Don’t lose your cool – it might be tough to stay calm in a stock market crash situation, but staying calm could help you think rationally. Keeping a check on your emotions, may help you make better decisions than you would have otherwise.
Check short-term spending plans – the advice that almost all veteran investors will give you is that you need to give some time to earn returns in the stock market. This means you should not invest money in the market that you will need within the next five years. You should follow this tip irrespective of the market movement, but especially during tough times. It has been seen that on average investors lose about 30% of their value during a bear market, and it could take a couple of years to recover the losses.
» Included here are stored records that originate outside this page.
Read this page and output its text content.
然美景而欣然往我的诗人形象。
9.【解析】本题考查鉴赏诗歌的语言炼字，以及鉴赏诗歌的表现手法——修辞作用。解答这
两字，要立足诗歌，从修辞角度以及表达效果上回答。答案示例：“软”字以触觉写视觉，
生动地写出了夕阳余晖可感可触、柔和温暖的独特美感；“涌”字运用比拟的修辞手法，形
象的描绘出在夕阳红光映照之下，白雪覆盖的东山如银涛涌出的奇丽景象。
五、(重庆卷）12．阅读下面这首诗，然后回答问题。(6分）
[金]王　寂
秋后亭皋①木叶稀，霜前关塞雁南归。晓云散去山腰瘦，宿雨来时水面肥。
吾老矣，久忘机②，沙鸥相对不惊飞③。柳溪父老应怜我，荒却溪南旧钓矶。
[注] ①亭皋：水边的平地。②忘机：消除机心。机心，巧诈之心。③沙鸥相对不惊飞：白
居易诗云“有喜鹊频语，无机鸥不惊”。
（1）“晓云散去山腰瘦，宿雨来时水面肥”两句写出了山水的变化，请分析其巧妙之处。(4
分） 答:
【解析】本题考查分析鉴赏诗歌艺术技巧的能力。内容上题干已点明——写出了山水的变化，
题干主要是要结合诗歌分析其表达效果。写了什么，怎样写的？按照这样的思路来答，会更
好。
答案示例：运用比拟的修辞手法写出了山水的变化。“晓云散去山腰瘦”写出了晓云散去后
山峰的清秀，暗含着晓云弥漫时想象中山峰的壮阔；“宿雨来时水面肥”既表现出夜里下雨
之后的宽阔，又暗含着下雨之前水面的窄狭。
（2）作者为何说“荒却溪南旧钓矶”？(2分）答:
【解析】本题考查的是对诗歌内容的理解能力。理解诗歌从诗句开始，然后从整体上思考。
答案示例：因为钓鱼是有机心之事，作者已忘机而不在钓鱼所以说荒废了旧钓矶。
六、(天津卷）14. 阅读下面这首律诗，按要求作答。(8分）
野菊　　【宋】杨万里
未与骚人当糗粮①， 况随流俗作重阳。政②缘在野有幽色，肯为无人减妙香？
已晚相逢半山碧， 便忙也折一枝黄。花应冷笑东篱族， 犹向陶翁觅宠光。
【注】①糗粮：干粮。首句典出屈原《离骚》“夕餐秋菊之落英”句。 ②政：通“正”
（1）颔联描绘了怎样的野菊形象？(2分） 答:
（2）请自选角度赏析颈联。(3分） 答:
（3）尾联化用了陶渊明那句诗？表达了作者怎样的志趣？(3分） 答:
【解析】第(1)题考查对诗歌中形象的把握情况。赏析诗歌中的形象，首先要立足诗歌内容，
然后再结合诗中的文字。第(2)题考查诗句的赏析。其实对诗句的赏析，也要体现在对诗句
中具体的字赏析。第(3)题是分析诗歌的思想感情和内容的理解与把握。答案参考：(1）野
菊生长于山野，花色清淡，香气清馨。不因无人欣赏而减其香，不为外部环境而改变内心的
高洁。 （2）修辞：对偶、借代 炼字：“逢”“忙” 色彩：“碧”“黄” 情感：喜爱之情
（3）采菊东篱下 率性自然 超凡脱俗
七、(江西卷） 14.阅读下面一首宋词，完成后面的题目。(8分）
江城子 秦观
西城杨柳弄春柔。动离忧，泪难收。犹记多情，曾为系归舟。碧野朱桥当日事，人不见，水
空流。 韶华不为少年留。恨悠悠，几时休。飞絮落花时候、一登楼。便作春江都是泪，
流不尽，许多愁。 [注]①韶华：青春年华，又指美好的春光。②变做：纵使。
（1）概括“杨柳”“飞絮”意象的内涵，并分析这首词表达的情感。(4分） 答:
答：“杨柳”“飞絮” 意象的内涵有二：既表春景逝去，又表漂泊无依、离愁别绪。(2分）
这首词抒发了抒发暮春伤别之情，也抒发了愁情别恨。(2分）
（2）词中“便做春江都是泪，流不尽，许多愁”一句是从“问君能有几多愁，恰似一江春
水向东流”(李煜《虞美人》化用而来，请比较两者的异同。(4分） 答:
Thus, what you need to do is ensure that your next five years expenses are covered. You can do so by investing in low or zero risk assets, such as CDs.
Resist urge to sell stocks – the most common thing during a stock market crash is panic selling. Investors feel that they should at least minimize the losses during the crash. But, this strategy is wrong. Remember, the best strategy is to buy low and sell high.
Use robo-advisors during crash – as said above, it is the human tendency to sell stocks during a crash. So, if you can’t resist the urge to sell, it would be better if you hand over your account to robo-advisors during adverse conditions. These robo-advisors are based on complex algorithms, and thus, are immune to human emotions.
Rebalance your portfolio – during the bull phase, you would have surely accumulated stocks that gave you high returns. However, with the increase in stock price, the overall risk in your portfolio also increases, leaving you more exposed to the future market crashes. Thus, it is important that you rebalance your portfolio often based on your risk tolerance level.
Keep a buy list ready – if you ever wanted to buy any stock cheap, then you can do so during a market crash. However, you should know beforehand which stocks to go for during the crash. It gives you an opportunity to buy stocks cheap and get massive returns when things are better.
Buy dividend stocks – stock price is based on the buying and selling activities in the stock market, but dividends come from the company’s net income. Even if a company’s stock price is down, it may pay a dividend if it is making profits. Thus, dividend income could help you offset some stock market losses during the crash and give you additional income during the good times.
Invest regularly – you should set a fixed amount each month for investing in the stock market. This ensures that you are never short of funds when you need them. You can even allow your broker to use this amount to purchase shares. These additional shares would add to your return when the market recovers.